Supervised learning model to estimate university enrollments based on institutional attributes. Developed as a capstone project for Udacity's Machine Learning Engineer Nanodegree Program in November 2016.
This project requires Python 2.7 and the following Python libraries installed:
- NumPy
- Pandas
- scikit-learn
For most users, there are two primary files of interest.
-
'report.pdf' -- Contains the analysis of the various models developed, along with comparisons of their various performances.
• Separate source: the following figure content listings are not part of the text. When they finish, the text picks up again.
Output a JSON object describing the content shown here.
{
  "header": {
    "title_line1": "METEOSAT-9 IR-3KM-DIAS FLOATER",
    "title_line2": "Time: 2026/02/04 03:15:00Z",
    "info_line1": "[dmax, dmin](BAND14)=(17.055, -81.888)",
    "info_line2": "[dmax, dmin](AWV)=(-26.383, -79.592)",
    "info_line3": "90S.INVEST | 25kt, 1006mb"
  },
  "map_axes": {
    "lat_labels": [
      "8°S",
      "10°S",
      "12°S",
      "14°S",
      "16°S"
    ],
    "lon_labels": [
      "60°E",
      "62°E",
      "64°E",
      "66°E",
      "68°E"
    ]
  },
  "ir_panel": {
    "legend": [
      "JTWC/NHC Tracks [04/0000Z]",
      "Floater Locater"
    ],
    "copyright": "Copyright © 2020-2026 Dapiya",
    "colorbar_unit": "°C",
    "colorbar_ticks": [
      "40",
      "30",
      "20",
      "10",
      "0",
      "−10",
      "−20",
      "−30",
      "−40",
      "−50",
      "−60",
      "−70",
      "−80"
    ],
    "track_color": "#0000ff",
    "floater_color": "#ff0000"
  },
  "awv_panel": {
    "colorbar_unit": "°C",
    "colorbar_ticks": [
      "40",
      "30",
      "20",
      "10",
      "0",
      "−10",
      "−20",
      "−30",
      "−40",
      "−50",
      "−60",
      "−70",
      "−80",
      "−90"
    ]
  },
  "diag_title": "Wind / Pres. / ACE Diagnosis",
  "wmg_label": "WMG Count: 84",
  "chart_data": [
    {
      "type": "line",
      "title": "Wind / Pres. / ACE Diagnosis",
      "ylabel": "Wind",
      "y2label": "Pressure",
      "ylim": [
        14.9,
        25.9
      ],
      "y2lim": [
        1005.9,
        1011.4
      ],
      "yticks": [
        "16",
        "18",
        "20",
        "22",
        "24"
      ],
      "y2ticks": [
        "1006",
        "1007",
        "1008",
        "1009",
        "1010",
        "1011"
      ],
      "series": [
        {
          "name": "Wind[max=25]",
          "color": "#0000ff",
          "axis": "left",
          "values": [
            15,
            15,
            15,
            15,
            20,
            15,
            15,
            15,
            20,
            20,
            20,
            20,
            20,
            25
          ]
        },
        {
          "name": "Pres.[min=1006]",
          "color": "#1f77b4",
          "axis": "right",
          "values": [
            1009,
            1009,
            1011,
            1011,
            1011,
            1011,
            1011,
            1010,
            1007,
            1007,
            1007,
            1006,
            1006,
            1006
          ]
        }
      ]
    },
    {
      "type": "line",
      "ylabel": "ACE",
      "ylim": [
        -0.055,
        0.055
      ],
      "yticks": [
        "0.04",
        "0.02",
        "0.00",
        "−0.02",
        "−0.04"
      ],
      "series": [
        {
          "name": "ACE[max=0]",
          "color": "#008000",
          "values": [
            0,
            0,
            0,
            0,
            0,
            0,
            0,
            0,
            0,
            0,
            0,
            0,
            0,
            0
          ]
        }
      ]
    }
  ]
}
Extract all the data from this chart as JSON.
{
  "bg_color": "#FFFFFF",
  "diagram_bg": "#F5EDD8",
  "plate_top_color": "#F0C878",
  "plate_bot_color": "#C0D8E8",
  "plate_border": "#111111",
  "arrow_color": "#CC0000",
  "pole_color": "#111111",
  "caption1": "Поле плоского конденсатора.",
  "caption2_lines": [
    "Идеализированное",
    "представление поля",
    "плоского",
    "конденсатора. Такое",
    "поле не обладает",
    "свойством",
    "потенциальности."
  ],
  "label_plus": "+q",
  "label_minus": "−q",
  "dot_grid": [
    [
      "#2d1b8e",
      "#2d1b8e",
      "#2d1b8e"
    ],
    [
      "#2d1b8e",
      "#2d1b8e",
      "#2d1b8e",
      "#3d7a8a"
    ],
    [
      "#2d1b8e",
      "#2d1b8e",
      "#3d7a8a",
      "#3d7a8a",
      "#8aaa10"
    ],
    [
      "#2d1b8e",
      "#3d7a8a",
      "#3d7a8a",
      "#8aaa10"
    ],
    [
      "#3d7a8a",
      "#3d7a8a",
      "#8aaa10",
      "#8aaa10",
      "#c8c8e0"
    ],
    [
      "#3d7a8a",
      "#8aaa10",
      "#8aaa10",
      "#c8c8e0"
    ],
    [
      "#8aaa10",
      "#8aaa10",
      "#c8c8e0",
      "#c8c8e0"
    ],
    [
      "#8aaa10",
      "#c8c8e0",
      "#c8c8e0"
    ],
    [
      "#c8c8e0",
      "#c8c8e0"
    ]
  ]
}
Also explains much of the decision making process while developing this model.
-
'enrollment_estimator.ipynb' -- A Jupyter Notebook, containing all of the Python code to produce the various Regression models and relevant analytics.
In addition, users will need to acquire the Integrated Postsecondary Education Data System (IPEDS) Delta Cost Project Database from 2000-2012. It can be downloaded from here: http://nces.ed.gov/ipeds/deltacostproject/download/IPEDS_Analytics_DCP_87_12_CSV.zip
After downloading, unzip the archive, and place the files 'delta_public_87_99.csv' and 'delta_public_00_12.csv' in the same folder as 'enrollment_estimator.ipynb'.
For additional information about the IPEDS Delta Cost Project, see: http://nces.ed.gov/ipeds/deltacostproject/